Outside corporate directors named as defendants in D&O litigation are rarely required to pay settlements or judgments out of their own personal assets, as prior research has shown. But the question of how frequently outside directors are held liable is a different question from the question of whether and to what extent directors are held accountable.
A June 2013 paper by Harvard Business School professors Francois Brochet and Suraj Srinivasan entitled “Accountability of Independent Directors – Evidence From Firms Subject to Securities Litigation” (here) takes a look at this question of independent director accountability. The authors report that while directors are rarely held liable, independent directors that are named as defendants in securities suits are more frequently held accountable. A July 26, 2013 post on the Harvard Business School website about the paper can be found here.
The authors start by noting that investors have two mechanisms for holding independent directors accountable. Investors can name independent directors as defendants in lawsuits and they can also express their displeasure with the ineffectiveness of the directors’ oversight of manager by voting against the directors’ reelection.
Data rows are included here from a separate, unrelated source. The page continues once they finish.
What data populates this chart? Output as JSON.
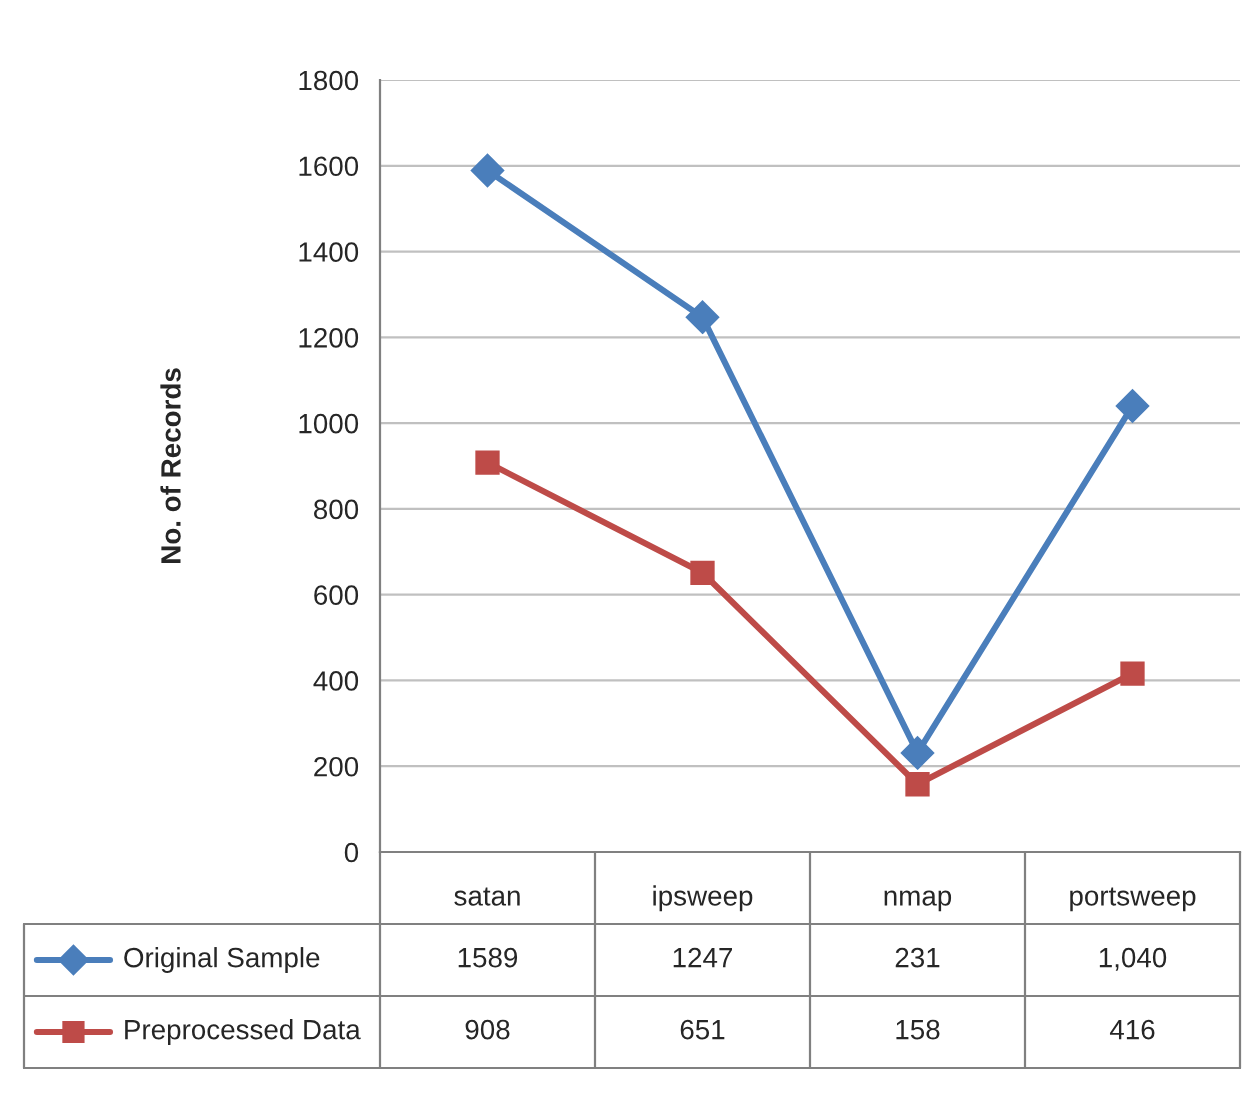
{
  "chart_data": {
    "type": "line",
    "ylabel": "No. of Records",
    "categories": [
      "satan",
      "ipsweep",
      "nmap",
      "portsweep"
    ],
    "series": [
      {
        "name": "Original Sample",
        "color": "#4a7ebb",
        "marker": "diamond",
        "values": [
          1589,
          1247,
          231,
          1040
        ],
        "value_labels": [
          "1589",
          "1247",
          "231",
          "1,040"
        ]
      },
      {
        "name": "Preprocessed Data",
        "color": "#be4b48",
        "marker": "square",
        "values": [
          908,
          651,
          158,
          416
        ],
        "value_labels": [
          "908",
          "651",
          "158",
          "416"
        ]
      }
    ],
    "ylim": [
      0,
      1800
    ],
    "yticks": [
      0,
      200,
      400,
      600,
      800,
      1000,
      1200,
      1400,
      1600,
      1800
    ],
    "grid": "y",
    "legend": "bottom"
  }
}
In order to assess the extent to which directors are held accountable, the authors studied the incidence of independent directors being named as securities suit defendants and the record of shareholder votes against those directors.
The authors examined a database of 921 securities class action lawsuits filed between 1996 and 2010. The authors found that with respect to the companies that were named as defendants in these suits, 11% of their directors were named as defendants. The likelihood of an independent director being named as a defendant is much higher for directors serving on the audit committee (54% of named independent director defendants); for directors that sold shares (16% of named independent director defendants); or that have been on the board for the entire class period. The incidence is also higher when the lead plaintiff is an institutional investor and when the lawsuit is files under Section 11.
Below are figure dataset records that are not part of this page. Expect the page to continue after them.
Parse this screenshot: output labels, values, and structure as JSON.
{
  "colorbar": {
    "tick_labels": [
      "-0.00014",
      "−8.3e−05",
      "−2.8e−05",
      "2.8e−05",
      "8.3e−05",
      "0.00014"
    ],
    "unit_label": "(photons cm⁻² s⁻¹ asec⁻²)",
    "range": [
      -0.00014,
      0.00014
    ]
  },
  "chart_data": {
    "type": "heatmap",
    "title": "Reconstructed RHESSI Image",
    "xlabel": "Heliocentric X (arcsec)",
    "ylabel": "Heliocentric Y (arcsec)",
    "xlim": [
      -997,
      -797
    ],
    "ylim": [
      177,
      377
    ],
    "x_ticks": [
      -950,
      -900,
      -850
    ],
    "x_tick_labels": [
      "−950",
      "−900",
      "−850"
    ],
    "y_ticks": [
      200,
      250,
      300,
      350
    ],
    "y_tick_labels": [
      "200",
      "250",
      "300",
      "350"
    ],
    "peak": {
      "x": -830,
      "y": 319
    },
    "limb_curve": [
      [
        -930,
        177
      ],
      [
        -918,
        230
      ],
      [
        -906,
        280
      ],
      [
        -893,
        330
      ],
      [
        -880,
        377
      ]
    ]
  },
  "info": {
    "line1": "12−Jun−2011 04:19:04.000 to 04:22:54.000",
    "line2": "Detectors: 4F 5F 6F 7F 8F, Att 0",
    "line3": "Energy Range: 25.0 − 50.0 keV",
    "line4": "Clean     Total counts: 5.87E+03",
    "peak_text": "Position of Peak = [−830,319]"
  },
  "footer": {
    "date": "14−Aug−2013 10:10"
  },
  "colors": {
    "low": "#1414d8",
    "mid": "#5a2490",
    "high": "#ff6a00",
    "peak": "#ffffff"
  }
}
The authors then examined subsequent shareholder votes involving the directors named as defendants. The authors found that these independent director defendants have a great percentage of withheld votes (5.47%) than a controlled sample of independent directors whose companies had not been sued.
The authors also noted that accountability can also be reflected in a greater turnover among independent directors who have been named as defendants. The authors found that independent directors that are named as securities suits defendants are more likely to lave the board of the sued company within two years of the lawsuit than other directors in the same firm. The propensity of directors to leave the board is greater in lawsuits that are not dismissed and for audit committee members. The likelihood of leaving the board increased for both independent directors named as defendants and for other directors of companies that have been sued after 2002 (post-SOX), which the authors “use as a proxy for greater governance sensitivity.”
The authors also examined lawsuit outcomes when independent directors are named as defendants. They found that the more independent directors are named as defendants, the less likely the lawsuit is to be dismissed, settle faster, and settle for a larger amount. The authors noted that “some of our evidence points to the strategic naming of independent directors by plaintiffs to gain bigger settlements.”
The authors conclude that “overall, shareholders use litigation along with director elections and director retention to hold some independent directors more accountable than others when firms experience financial fraud.” In other words, though independent directors are only infrequently held liable, that does not mean that they are not held accountable.